Getting permission from private rail companies for development isn’t always easy. A proposed trail from Millvale to Apsinwall has hit delays because of negotiations between the municipalities and the railroad. Railroads can be wary of liability issues for development near or along their right of ways.
click to enlarge Rendering of Millcraft's pavilion green space plan as part of its proposed Esplanade development for Chateau - IMAGE: COURTESY OF MILLCRAFT
Image: courtesy of Millcraft
Rendering of Millcraft's pavilion green space plan as part of its proposed Esplanade development for Chateau
It's also not uncommon for large developments to alter their plans, even in the late stages. And Pittsburgh, like many cities, is full of ambitious proposals that fail to materialize. Throughout the last several decades, many large projects that have failed to be completed include: SkyBus transit system, MagLev high-speed rail, a stadium built on a massive bridge over the rivers, and more recently, hyperloop.

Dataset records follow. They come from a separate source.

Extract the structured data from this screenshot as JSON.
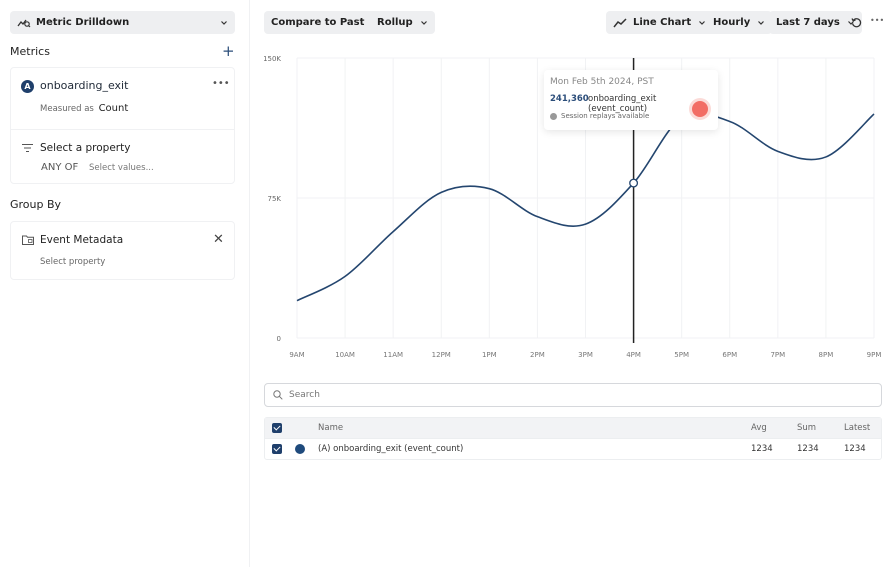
{
  "sidebar": {
    "view_selector": {
      "label": "Metric Drilldown",
      "icon": "metric-drilldown-icon"
    },
    "metrics_title": "Metrics",
    "add_metric_icon": "plus-icon",
    "metric": {
      "badge": "A",
      "name": "onboarding_exit",
      "measured_prefix": "Measured as",
      "measured_value": "Count",
      "filter": {
        "title": "Select a property",
        "operator": "ANY OF",
        "values_placeholder": "Select values..."
      }
    },
    "group_by_title": "Group By",
    "group_by": {
      "name": "Event Metadata",
      "sub": "Select property"
    }
  },
  "toolbar": {
    "compare": "Compare to Past",
    "rollup": "Rollup",
    "chart_type": "Line Chart",
    "granularity": "Hourly",
    "range": "Last 7 days",
    "refresh_icon": "refresh-icon",
    "more_icon": "more-icon"
  },
  "tooltip": {
    "date": "Mon Feb 5th 2024, PST",
    "value": "241,360",
    "label": "onboarding_exit (event_count)",
    "replay": "Session replays available"
  },
  "search": {
    "placeholder": "Search",
    "value": ""
  },
  "table": {
    "headers": {
      "name": "Name",
      "avg": "Avg",
      "sum": "Sum",
      "latest": "Latest"
    },
    "rows": [
      {
        "name": "(A) onboarding_exit (event_count)",
        "avg": "1234",
        "sum": "1234",
        "latest": "1234",
        "color": "#1f4a7c"
      }
    ]
  },
  "colors": {
    "accent": "#1f3f6b",
    "line": "#24466f",
    "hover": "#f26d65"
  },
  "chart_data": {
    "type": "line",
    "title": "",
    "xlabel": "",
    "ylabel": "",
    "x": [
      "9AM",
      "10AM",
      "11AM",
      "12PM",
      "1PM",
      "2PM",
      "3PM",
      "4PM",
      "5PM",
      "6PM",
      "7PM",
      "8PM",
      "9PM"
    ],
    "y_ticks": [
      "0",
      "75K",
      "150K"
    ],
    "ylim": [
      0,
      150000
    ],
    "grid": true,
    "series": [
      {
        "name": "onboarding_exit (event_count)",
        "values": [
          20000,
          33000,
          57000,
          78000,
          80000,
          65000,
          61000,
          83000,
          118000,
          116000,
          100000,
          97000,
          120000
        ]
      }
    ],
    "hover_x": "4PM"
  }
}
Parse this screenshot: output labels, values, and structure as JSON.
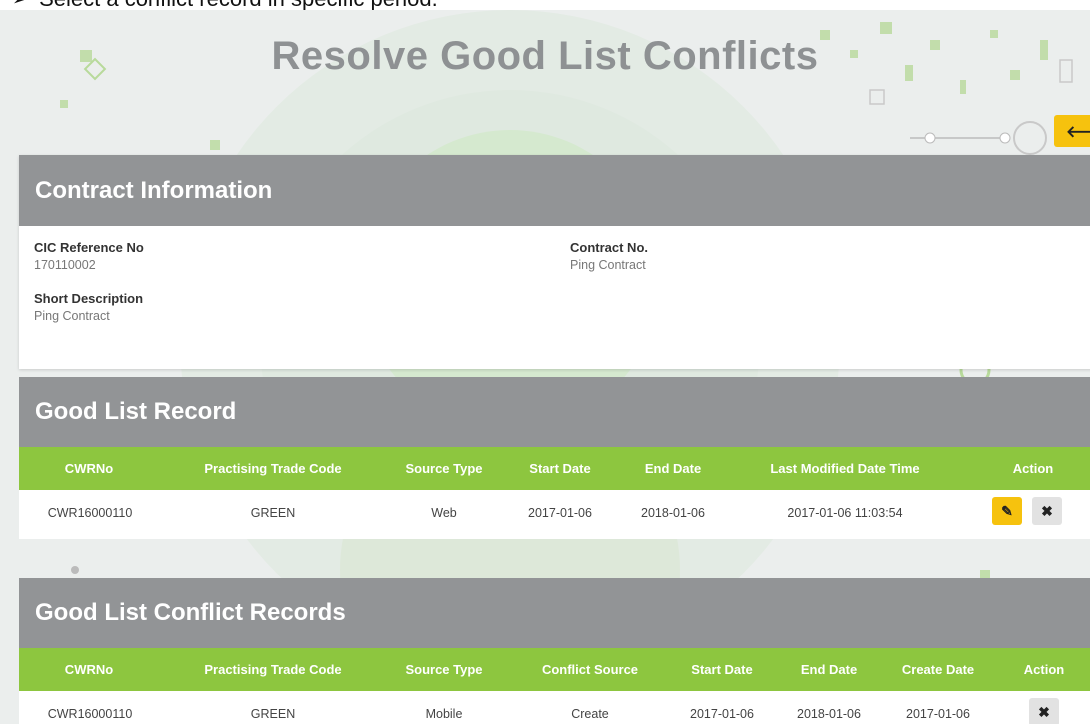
{
  "instruction": {
    "text": "Select a conflict record in specific period."
  },
  "page": {
    "title": "Resolve Good List Conflicts"
  },
  "contract_info": {
    "header": "Contract Information",
    "cic_ref_label": "CIC Reference No",
    "cic_ref_value": "170110002",
    "contract_no_label": "Contract No.",
    "contract_no_value": "Ping Contract",
    "short_desc_label": "Short Description",
    "short_desc_value": "Ping Contract"
  },
  "good_list_record": {
    "header": "Good List Record",
    "columns": [
      "CWRNo",
      "Practising Trade Code",
      "Source Type",
      "Start Date",
      "End Date",
      "Last Modified Date Time",
      "Action"
    ],
    "rows": [
      {
        "cwrno": "CWR16000110",
        "trade_code": "GREEN",
        "source_type": "Web",
        "start_date": "2017-01-06",
        "end_date": "2018-01-06",
        "last_modified": "2017-01-06 11:03:54"
      }
    ]
  },
  "conflict_records": {
    "header": "Good List Conflict Records",
    "columns": [
      "CWRNo",
      "Practising Trade Code",
      "Source Type",
      "Conflict Source",
      "Start Date",
      "End Date",
      "Create Date",
      "Action"
    ],
    "rows": [
      {
        "cwrno": "CWR16000110",
        "trade_code": "GREEN",
        "source_type": "Mobile",
        "conflict_source": "Create",
        "start_date": "2017-01-06",
        "end_date": "2018-01-06",
        "create_date": "2017-01-06"
      }
    ]
  },
  "icons": {
    "back": "arrow-left-icon",
    "edit": "pencil-icon",
    "delete": "close-icon"
  },
  "colors": {
    "header_gray": "#929496",
    "table_green": "#8dc63f",
    "accent_yellow": "#f6c20e"
  }
}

But even without the lagoon, Millcraft says the Esplanade will still be offering a large and welcoming public space called “The Pavilion,” which will include operable windows and a roof structure that will allow of convertible indoor and outdoor space. The lagoon plan is out, but Onufer notes that the updated plan should have more amenities than previously proposed, including a “four-season rooftop pool.” She says that will include a climbing wall, public art, a food emporium for merchants, a brew-pub, an indoor/outdoor public park, a food and beverage event venue, sustainable features like solar panels on the roof and façade.


“It will serve as a bridge between the family-oriented side of the site, the retail, the riverfront, and the enhanced public trail with even more amenities than our previous plan,” wrote Onufer. “The new plan includes something for everyone for all times of the year (and all kinds of Pittsburgh weather).”